Im Anschluss an die Gespräche mit seinem türkischen Amtskollegen am Mittwoch in Istanbul erklärte Ministerpräsident Bojko Borissow wenige Stunden vor der heutigen Tagung des Europäischen Rates, auf dem Forum könne die Türkei mit der „vollen Unterstützung“ der bulgarischen Delegation rechnen. Mit „voller Unterstützung“ meint Borissow die Forderung Ankaras nach der Einrichtung einer Sicherheitszone in Syrien, die Aufnahme der Türkei in die s.g. Liste der sicheren Herkunftsländer als auch europäische Finanzhilfe für unseren südlichen Nachbarn. Diese Forderungen sind nicht neu. Sofia hatte sich auf europäischen Foren schon zuvor dafür eingesetzt.
Bereits auf dem EU-Sondergipfel im September hatte sich der bulgarische Regierungschef für die Einrichtung einer Sicherheitszone in Syrien ausgesprochen, wie auch in den Gesprächen mit EU-Ratspräsident Donald Tusk ausgangs der Vorwoche. Gemeint ist die Einrichtung von Flüchtlingslagern mit anständigen Lebensbedingungen bis zur Beendigung des Konflikts, in denen die Vertriebenen in der eigenen Heimat Zuflucht finden anstatt in Europa Schutz zu suchen und nach Beendigung des Konflikts rasch wieder in ihre Heimatorte zurückkehren können. Eine solche Lösung käme auch Bulgarien entgegen, da sie den starken Migrationsdruck eindämmen würde. Im September hatte die Europäische Union diesen Vorschlag Ankaras abgelehnt. Anfang Oktober zeigte sich die Gemeinschaft jedoch bereit, diesen zu diskutieren.
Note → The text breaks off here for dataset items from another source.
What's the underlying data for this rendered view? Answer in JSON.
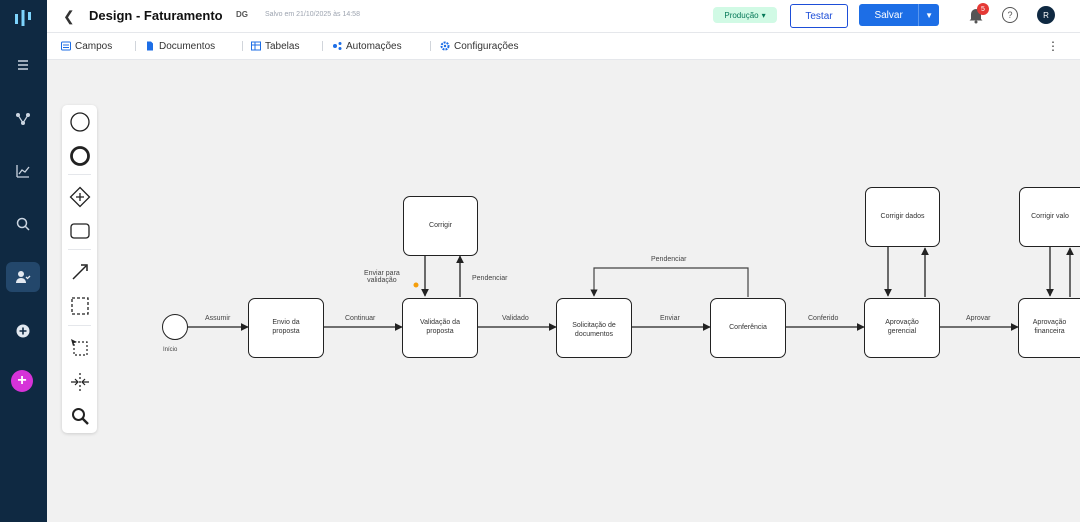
{
  "header": {
    "title": "Design - Faturamento",
    "badge": "DG",
    "saved_text": "Salvo em 21/10/2025 às 14:58",
    "environment": "Produção",
    "test_label": "Testar",
    "save_label": "Salvar",
    "notification_count": "5",
    "help_label": "?",
    "avatar_initial": "R"
  },
  "tabs": [
    {
      "label": "Campos",
      "icon": "fields-icon"
    },
    {
      "label": "Documentos",
      "icon": "document-icon"
    },
    {
      "label": "Tabelas",
      "icon": "table-icon"
    },
    {
      "label": "Automações",
      "icon": "automation-icon"
    },
    {
      "label": "Configurações",
      "icon": "settings-icon"
    }
  ],
  "diagram": {
    "start_label": "Início",
    "tasks": [
      {
        "label": "Envio da\nproposta"
      },
      {
        "label": "Validação da\nproposta"
      },
      {
        "label": "Corrigir"
      },
      {
        "label": "Solicitação de\ndocumentos"
      },
      {
        "label": "Conferência"
      },
      {
        "label": "Aprovação\ngerencial"
      },
      {
        "label": "Corrigir dados"
      },
      {
        "label": "Aprovação\nfinanceira"
      },
      {
        "label": "Corrigir valo"
      }
    ],
    "flows": {
      "assumir": "Assumir",
      "continuar": "Continuar",
      "validado": "Validado",
      "enviar": "Enviar",
      "conferido": "Conferido",
      "aprovar": "Aprovar",
      "pendenciar": "Pendenciar",
      "pendenciar2": "Pendenciar",
      "enviar_validacao": "Enviar para\nvalidação"
    }
  },
  "colors": {
    "nav": "#0f2942",
    "primary": "#1d6ee6",
    "accent": "#d633d8",
    "env_bg": "#d1fae5"
  }
}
Auf der Tagung der EU-Innenminister vor wenigen Tagen hatte sich Bulgarien zudem für die Aufnahme der Türkei in die Liste der sicheren Herkunftsländer ausgesprochen. Im Großen und Ganzen sympathisierten die Innenminister der Gemeinschaft mit diesem Vorschlag, jedoch unter gewissen Vorbehalten. Zumal Kommissionspräsident Jeanne-Claude Juncker kürzlich vor dem EU-Parlament zu verstehen gegeben hat, dass bei einer Nichtaufnahme der Türkei in die Liste der sicheren Herkunftsländer die Beitrittsverhandlungen folglich eingestellt werden müssten. Die Anerkennung der Türkei als sicheres Herkunftsland scheint Realität zu werden, da die Einstellung der EU-Beitrittsverhandlungen mit dem Land zum gegenwärtigen Zeitpunkt undenkbarer als je zuvor ist. Auch hat der türkische Präsident Erdogan Brüssel einen Aktionsplan vorgelegt, mit welchem sich das Land engagiert, die illegal über die Türkei nach Bulgarien, Rumänien und Griechenland gelangten Flüchtlinge schneller wieder aufzunehmen und die Zusammenarbeit mit den bulgarischen und griechischen Behörden zur Unterbindung von illegalen Grenzübertitten an den gemeinsamen Grenzen auszubauen.
Auch sieht der Plan die Aufstockung der türkischen Grenzpolizei vor als auch eine straffere Visumspolitik für Bürger aus Migrationsstaaten, die bessere Bekämpfung von Schleusern und die Registrierung aller in der Türkei eintreffenden Migranten.
Darüber hinaus setzt sich Bulgarien seit geraumer Zeit dafür ein, neben der Türkei auch Länder wie Jordanien und den Libanon finanziell zu unterstützen, die die meisten Flüchtlinge aufgenommen haben. Diese, so der bulgarische Standpunkt, hätten es besonders verdient, da sie Flüchtlingen seit vier Jahren unermüdlich Zuflucht bieten. Diese Staaten hätten nicht nur finanzielle Hilfe verdient, sondern auch Unterstützung zur Erweiterung ihrer Aufnahmekapazitäten sowie für die Registrierung der Schutzsuchenden und die Bekämpfung des illegalen Menschenhandels.
Die jüngsten Statements von EU-Ratspräsident Donald Tusk geben Grund zur Annahme, dass die Gemeinschaft in ihren Beziehungen zur Türkei zu Kompromissen bereit ist, wenn das Land den Flüchtlingsstrom aus dem Nahen Osten nach Europa eindämmt. Die Türkei ist bereits jetzt ein Schlüsselfaktor in der Flüchtlingsfrage. Dennoch könnte das Land noch einiges besser machen. „Wir schaffen es nicht alleine. Die Zusammenarbeit wird für beide Seiten vorteilhaft sein.“ Dieses Statement von Donald Tusk lässt uns hoffen, dass ein Ausweg aus der Krise gefunden wird.